Un autre avantage était que Tux Paint pouvait être facilement porté vers Windows, Mac OS X et d’autres plateformes, et c’est exactement ce qui est arrivé. Je n’imaginais pas que je pouvais avoir un impact pour ces plateformes, étant donné qu’il existait déjà un grand nombre de programmes pour enfants, notamment le populaire et ancien (depuis les premiers jours de Mac) Kid Pix. Ce que je n’avais pas vu tout de suite c’est que, comme Tux Paint est libre, il est devenu une alternative peu chère (comprendre : gratuite) aux applications commerciales pour toutes les plateformes, et non pas que pour GNU/Linux. Cela s’est avéré très pratique pour les écoles, dont nous connaissons tous les problèmes actuels de financement.

Pourquoi l’interface est-elle facile d’utilisation pour les enfants de la maternelle jusqu’au primaire ?

Il y a une variété de choses que j’ai appliquées pour garder une interface simple d’utilisation :

  • de gros boutons qui ne disparaissent pas, même si vous ne les utilisez pas ;
  • toutes les actions ont une icône, ainsi qu’un texte descriptif ;
  • Tux le Pengouin fournit quelques indices, infos et états en bas de la fenêtre ;
  • des effets sonores, qui ne sont pas juste amusants, mais qui fournissent un feedback ;
  • un seul type de pop-up de dialogue, avec seulement deux options (ex. « Oui, imprimer mon dessin », « Non, retour »)
  • pas de défilement.

La raison pour laquelle Tux Paint ne vous demande pas : « Quelle taille pour votre dessin ? » est que lorsque les enfants s’asseyent avec un morceau de papier pour dessiner, ils ne commencent pas par le couper à la bonne taille. La plupart du temps, ils se contentent de commencer, et si vous leur demandez de décider quelle taille de papier ils souhaitent avant de commencer à dessiner, ils vont se fâcher et vous dire que vous ne les laissez pas dessiner !

Des effets sonores amusants et une mascotte dessinée sont importants et motivants pour les enfants, mais est-ce que les adultes utilisent Tux Paint ?

Oui, j’ai eu certaines suggestions comme quoi on l’utiliserait davantage s’il y avait un moyen de désactiver le manchot Tux. Je comprends à quel point les logiciels pour enfants peuvent parfois être énervants, c’est pourquoi j’ai créé une option « couper le son » dès le premier jour.

Quelles belles histoires à nous raconter ?

Un hôpital pour enfants a mis en place une sorte de borne d’arcade utilisant Tux Paint avec des contrôleurs spéciaux (plutôt qu’une souris).

Des élèves de CP ont utilisé la vidéo-conférence et des screencasts pour apprendre aux enfants de maternelle d’une autre école comment utiliser Tux Paint. Ces mêmes écoles utilisent aussi Tux Paint pour créer ensemble des images à partir des histoires sur lesquelles les enfants travaillent. Ils font ensuite des vidéos en intégrant ces histoires.

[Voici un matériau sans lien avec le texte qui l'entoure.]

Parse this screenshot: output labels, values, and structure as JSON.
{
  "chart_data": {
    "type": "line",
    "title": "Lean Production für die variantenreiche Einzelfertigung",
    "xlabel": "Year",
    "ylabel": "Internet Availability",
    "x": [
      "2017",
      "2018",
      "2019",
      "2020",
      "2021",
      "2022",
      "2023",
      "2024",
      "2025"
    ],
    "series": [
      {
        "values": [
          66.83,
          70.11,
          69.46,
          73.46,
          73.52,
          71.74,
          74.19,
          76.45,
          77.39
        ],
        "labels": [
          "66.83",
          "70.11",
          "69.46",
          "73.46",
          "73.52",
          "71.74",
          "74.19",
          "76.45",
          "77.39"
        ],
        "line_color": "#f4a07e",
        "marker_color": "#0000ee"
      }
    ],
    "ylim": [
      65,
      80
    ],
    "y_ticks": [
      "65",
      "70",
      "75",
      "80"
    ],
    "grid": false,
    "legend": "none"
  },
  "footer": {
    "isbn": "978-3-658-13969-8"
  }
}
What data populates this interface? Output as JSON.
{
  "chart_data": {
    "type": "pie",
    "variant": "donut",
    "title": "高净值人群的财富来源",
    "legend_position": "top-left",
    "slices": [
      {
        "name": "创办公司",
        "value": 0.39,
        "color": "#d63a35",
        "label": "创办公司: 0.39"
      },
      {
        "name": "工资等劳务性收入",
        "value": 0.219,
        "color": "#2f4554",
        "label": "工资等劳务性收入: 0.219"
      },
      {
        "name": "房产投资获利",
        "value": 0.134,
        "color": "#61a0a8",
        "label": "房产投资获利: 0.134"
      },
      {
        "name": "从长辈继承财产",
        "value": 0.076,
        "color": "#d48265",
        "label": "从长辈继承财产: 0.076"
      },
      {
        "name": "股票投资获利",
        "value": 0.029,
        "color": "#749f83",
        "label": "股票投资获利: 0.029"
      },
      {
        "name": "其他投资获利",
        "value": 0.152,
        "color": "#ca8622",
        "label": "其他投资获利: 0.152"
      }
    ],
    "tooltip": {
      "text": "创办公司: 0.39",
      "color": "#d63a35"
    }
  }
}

J’ai mis en ligne les textes de présentation de ces histoires et d’autres travaux pour encourager d’autres éducateurs à essayer et utiliser Tux Paint : « Oui, ce truc fou, libre et gratuit est génial pour les écoles ! » Bien sûr, une décennie plus tard, ce n’est plus la même bataille que d’expliquer ce qu’est le logiciel libre et quels sont ses avantages, ce qui est excellent.

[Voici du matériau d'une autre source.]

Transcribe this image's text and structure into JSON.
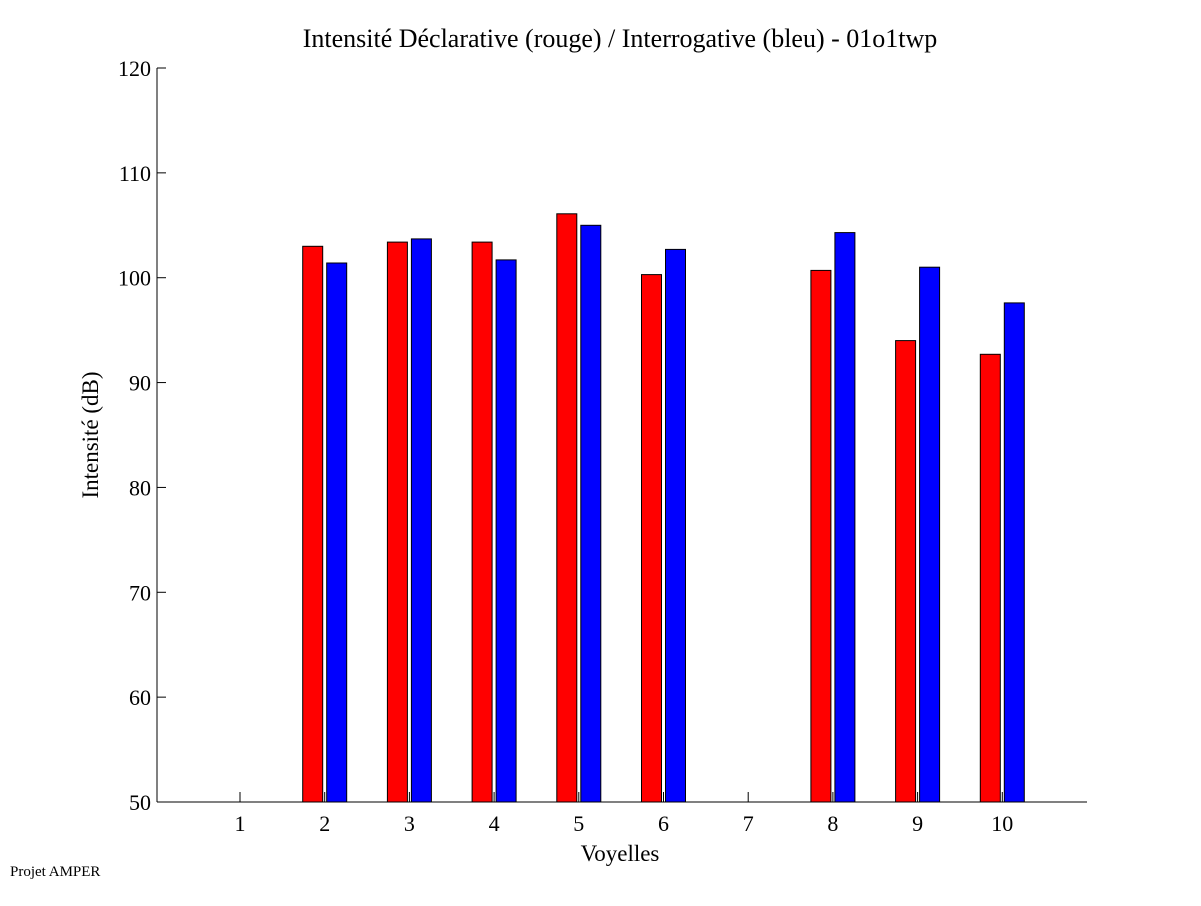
{
  "chart_data": {
    "type": "bar",
    "title": "Intensité Déclarative (rouge) / Interrogative (bleu) - 01o1twp",
    "xlabel": "Voyelles",
    "ylabel": "Intensité (dB)",
    "categories": [
      "1",
      "2",
      "3",
      "4",
      "5",
      "6",
      "7",
      "8",
      "9",
      "10"
    ],
    "ylim": [
      50,
      120
    ],
    "yticks": [
      50,
      60,
      70,
      80,
      90,
      100,
      110,
      120
    ],
    "grid": false,
    "series": [
      {
        "color": "#ff0000",
        "values": [
          null,
          103.0,
          103.4,
          103.4,
          106.1,
          100.3,
          null,
          100.7,
          94.0,
          92.7
        ]
      },
      {
        "color": "#0000ff",
        "values": [
          null,
          101.4,
          103.7,
          101.7,
          105.0,
          102.7,
          null,
          104.3,
          101.0,
          97.6
        ]
      }
    ]
  },
  "footer": {
    "note": "Projet AMPER"
  }
}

Est-ce que les éducateurs utilisent Tux Paint en dehors des arts plastiques ?

Oui, tout à fait, et c’est exactement ce que j’imaginais.

Je n’ai pas créé Tux Paint pour qu’il soit uniquement utilisé en cours de dessin. Je l’ai créé pour être un outil, comme une feuille de papier et un crayon. Certaines écoles réalisent donc des vidéos à partir de contes racontés. D’autres l’utilisent en mathématiques pour apprendre à compter.

Ironie du sort, ces jours-ci, après avoir vu des choses comme M. Crayon sauve Doodleburg sur le Leapster Explorer de mon fils (qui, en passant, tourne sous Linux !), je commence à penser que Tux Paint nécessite des fonctionnalités supplémentaires pour aider à enseigner les concepts de l’art et de la couleur.

Comment les enseignants, l’administration scolaire, les parents et les contributeurs intéressés peuvent s’investir dans Tux Paint ?

Par exemple, envoyez un message à Bill pour contribuer à Tux Paint sur Android.

Il y a une liste de diffusion pour les utilisateurs (parents, enseignants, etc.) et une page Facebook, mais il y a assez peu d’activité en général car Tux Paint est vraiment facile d’utilisation et tourne sur un large panel de plateformes.

Nous avons besoin d’aide :

  • chasse aux bogues ;
  • test d’assurance qualité ;
  • traductions ;
  • œuvres d’art ;
  • idées d’amélioration ;
  • documentation ;
  • cursus scolaire ;
  • faire passer le mot ;
  • portage vers d’autres plateformes.

Crédit photo : HeyGabe (Creative Commons By-Sa)




Le chiffrement, maintenant (1)

Internet est dans un sale état. Tout cassé, fragmenté, explosé en parcelles de territoires dont des géants prédateurs se disputent âprement les lambeaux : Google, Apple, Facebook, Amazon, et tous ceux qui sont prêts à tout pour ravir leur monopole ne voient en nous que des profils rentables et dans nos usages que des consommations. La captation par ces entreprises de nos données personnelles a atteint un degré de sophistication auquel il devient difficile d’échapper.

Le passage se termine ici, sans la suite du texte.